- NZD/USD trims early Asian session losses but stays below the key Fibonacci retracement level.
- Bearish MACD, failures to cross 21-day SMA, previous support line favor sellers.
- 100-day SMA, two-month-old horizontal region lure kiwi bears, 0.7310 adds to the upside filters.
NZD/USD consolidates recent losses while keeping the bounce-off intraday low of 0.7138 to 0.7154, down 0.15% on a day, during early Monday. Even so, the kiwi pair stays below 61.8% Fibonacci retracement level of December 2020 to February 2021 upside.
Additionally, the pair’s sustained pullback from 21-day SMA and a support-turned-resistance line from January also portray the NZD/USD weakness amid bearish MACD.
As a result, short-term sellers keep a 100-day SMA level of 0.7120 on their radars unless the quote stays below the stated key Fibonacci retracement hurdle surrounding 0.7180.

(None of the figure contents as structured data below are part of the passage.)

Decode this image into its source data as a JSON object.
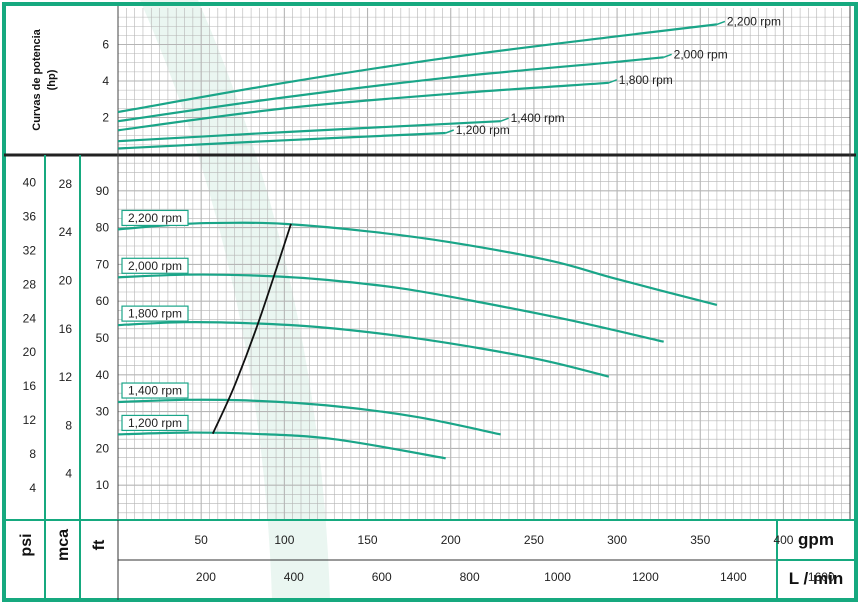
{
  "chart_data": [
    {
      "type": "line",
      "panel": "power",
      "ylabel_lines": [
        "Curvas de potencia",
        "(hp)"
      ],
      "yticks": [
        2,
        4,
        6
      ],
      "ylim": [
        0,
        8
      ],
      "x_unit": "gpm",
      "xlim": [
        0,
        440
      ],
      "series": [
        {
          "name": "2,200 rpm",
          "x": [
            0,
            100,
            200,
            300,
            360
          ],
          "y": [
            2.3,
            3.9,
            5.3,
            6.45,
            7.1
          ]
        },
        {
          "name": "2,000 rpm",
          "x": [
            0,
            100,
            200,
            300,
            328
          ],
          "y": [
            1.8,
            3.1,
            4.2,
            5.05,
            5.3
          ]
        },
        {
          "name": "1,800 rpm",
          "x": [
            0,
            100,
            200,
            295
          ],
          "y": [
            1.3,
            2.5,
            3.3,
            3.9
          ]
        },
        {
          "name": "1,400 rpm",
          "x": [
            0,
            100,
            230
          ],
          "y": [
            0.7,
            1.2,
            1.8
          ]
        },
        {
          "name": "1,200 rpm",
          "x": [
            0,
            100,
            197
          ],
          "y": [
            0.3,
            0.75,
            1.15
          ]
        }
      ]
    },
    {
      "type": "line",
      "panel": "head",
      "y_units": [
        "psi",
        "mca",
        "ft"
      ],
      "psi_ticks": [
        "40",
        "36",
        "32",
        "28",
        "24",
        "20",
        "16",
        "12",
        "8",
        "4"
      ],
      "mca_ticks": [
        "28",
        "24",
        "20",
        "16",
        "12",
        "8",
        "4"
      ],
      "ft_ticks": [
        "90",
        "80",
        "70",
        "60",
        "50",
        "40",
        "30",
        "20",
        "10"
      ],
      "ylim_ft": [
        0,
        100
      ],
      "x_labels": [
        "gpm",
        "L / min"
      ],
      "gpm_ticks": [
        "50",
        "100",
        "150",
        "200",
        "250",
        "300",
        "350",
        "400"
      ],
      "lmin_ticks": [
        "200",
        "400",
        "600",
        "800",
        "1000",
        "1200",
        "1400",
        "1600"
      ],
      "xlim_gpm": [
        0,
        440
      ],
      "series": [
        {
          "name": "2,200 rpm",
          "x": [
            0,
            40,
            70,
            100,
            150,
            200,
            260,
            300,
            360
          ],
          "y": [
            79.5,
            81,
            81.3,
            81,
            79,
            76,
            71,
            66,
            59
          ]
        },
        {
          "name": "2,000 rpm",
          "x": [
            0,
            40,
            80,
            120,
            170,
            220,
            270,
            328
          ],
          "y": [
            66.5,
            67.2,
            67,
            66,
            63.5,
            59.5,
            55,
            49
          ]
        },
        {
          "name": "1,800 rpm",
          "x": [
            0,
            40,
            80,
            120,
            170,
            220,
            260,
            295
          ],
          "y": [
            53.5,
            54.3,
            54,
            53,
            50.5,
            47,
            43.5,
            39.5
          ]
        },
        {
          "name": "1,400 rpm",
          "x": [
            0,
            40,
            80,
            130,
            180,
            230
          ],
          "y": [
            32.6,
            33.2,
            33,
            31.5,
            28.5,
            23.8
          ]
        },
        {
          "name": "1,200 rpm",
          "x": [
            0,
            40,
            80,
            130,
            197
          ],
          "y": [
            23.8,
            24.3,
            24,
            22.5,
            17.3
          ]
        }
      ],
      "efficiency_line": {
        "x": [
          57,
          70,
          85,
          104
        ],
        "y": [
          24,
          37,
          55,
          81
        ]
      }
    }
  ],
  "colors": {
    "frame": "#16a97f",
    "curve": "#1aa588",
    "grid": "#b5b5b5",
    "watermark": "#eaf6f1",
    "text": "#222222"
  }
}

However, any further downside past-0.7120 will have a bumpy road as the 0.7100 round-figure and a horizontal area comprising lows marked since late-January, around 0.7100-0.7090, will be tough supports to break for NZD/USD sellers.
On the contrary, an upside break of 0.7180 needs to cross a convergence of 21-day SMA and 50% Fibonacci retracement near 0.7235 before eyeing further gains towards the previous resistance line, at 0.7275 now.